ZGC divides memory into regions, also called __ZPages__. ZPages are dynamically sized (unlike the G1 GC), which are multiples of 2 MB can be dynamically created and destroyed.

Here are the size groups of heap regions:

- Small(2MB),
- Medium(32MB)
- Large(N * 2 MB)

![ZGC](./images/zgc.png)

Notes:

- ZGC heap can have multiple occurrences of these heap regions.
- After ZGC compaction, ZPages are freed up and inserted into a page cache called as __ZPageCache__.
- ZPages in the page cache are ready to be reused to satisfy new heap allocations.
- The page cache is critical for performance, as committing and uncommitting memory are expensive operations.
- ZPages in the page cache represents the unused parts of the heap that could be uncommitted and returned to the operating system.

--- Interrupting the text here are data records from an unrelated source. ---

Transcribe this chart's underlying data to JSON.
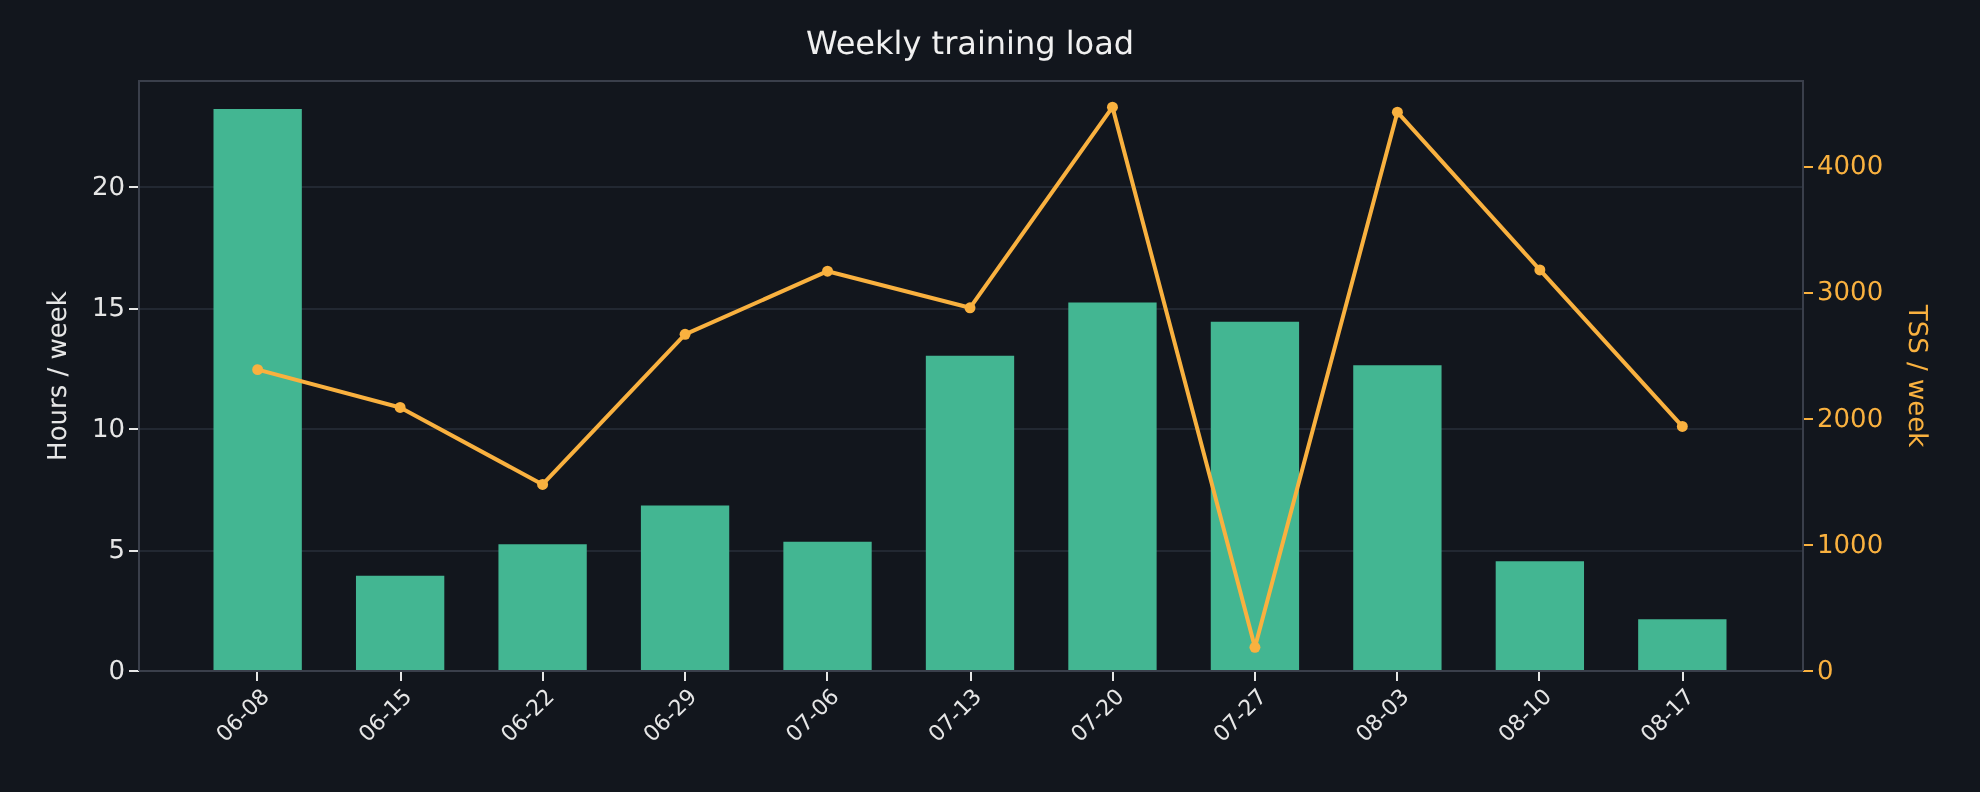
{
  "chart_data": {
    "type": "bar",
    "title": "Weekly training load",
    "ylabel": "Hours / week",
    "y2label": "TSS / week",
    "categories": [
      "06-08",
      "06-15",
      "06-22",
      "06-29",
      "07-06",
      "07-13",
      "07-20",
      "07-27",
      "08-03",
      "08-10",
      "08-17"
    ],
    "series": [
      {
        "color": "#43b692",
        "values": [
          23.2,
          3.9,
          5.2,
          6.8,
          5.3,
          13.0,
          15.2,
          14.4,
          12.6,
          4.5,
          2.1
        ]
      },
      {
        "type": "line",
        "axis": "y2",
        "color": "#f9b13f",
        "values": [
          2380,
          2080,
          1470,
          2660,
          3160,
          2870,
          4460,
          180,
          4420,
          3170,
          1930
        ]
      }
    ],
    "ylim": [
      0,
      24.4
    ],
    "yticks": [
      0,
      5,
      10,
      15,
      20
    ],
    "y2lim": [
      0,
      4675
    ],
    "y2ticks": [
      0,
      1000,
      2000,
      3000,
      4000
    ],
    "grid": "y",
    "marker": "circle",
    "line_style": "solid"
  }
}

#### Phases of Z Garbage Collection

![ZGC](./images/zgcphases.jpeg)

__1. Pause Mark Start:__

- In this phase objects that have been pointed to roots. This includes walking through the live set of objects and then finding and marking them.
- It starts with a scanning thread stack which gives the reference objects in heap.
- After getting reference it will walk through all the graphs of objects(which are reachable).
- It also remaps the live data after the end of the last phase(Pause Relocate Phase).

__2. Pause Mark End:__

- This phase with a short pause of 1ms.
- The pause time involved here depends only on the number of roots and the ratio of the sizes of the relocation set and total live set of objects.
- This starts after completion of the first phase.
- This starts with preparing concurrent relocation of objects and marks the regions it wants to compact.
- Now we have all the information which objects are live so it starts with reference processing and moves to week-root cleaning.

__Pause Relocate Start:__

- It triggers the actual region compaction.
- It begins with root scanning pointing into the location set, followed by the concurrent reallocation of objects in the relocation set.

#### Colored Pointers

- Colored pointers are one of the core concepts of ZGC.
- It enables ZGC to find, mark, locate, and remap the objects.
- It doesn't support x32 or 32 bits operating systems.
- __Load Barrier__ uses this to detect whether the object is bad color then do the corresponding action (like remap means object is remapped to a different address). __It is injected by the JIT compiler when the object is fetched from the heap__.

![ZGC](./images/zgccoloredpointers.png)

the 64-bit object reference is divided as follows:

- 18 bits: __Unused bits__
- 1-bit: __Finalizable__
- 1-bit: __Remapped__
- 1-bit: __Marked1__
- 1-bit: __Marked0__
- 42 bits: __Object Address__

Explanations:

- The first 18 bits are reserved for future use.
- 42 bits can address up to 4 TB of address space.
- The __Marked1__ and __Marked0__ bits are used to mark objects for garbage collection. By setting the single bit for __Remapped__, an object can be marked not pointing to the relocation set.
- The last 1-bit for finalizing relates to concurrent reference processing.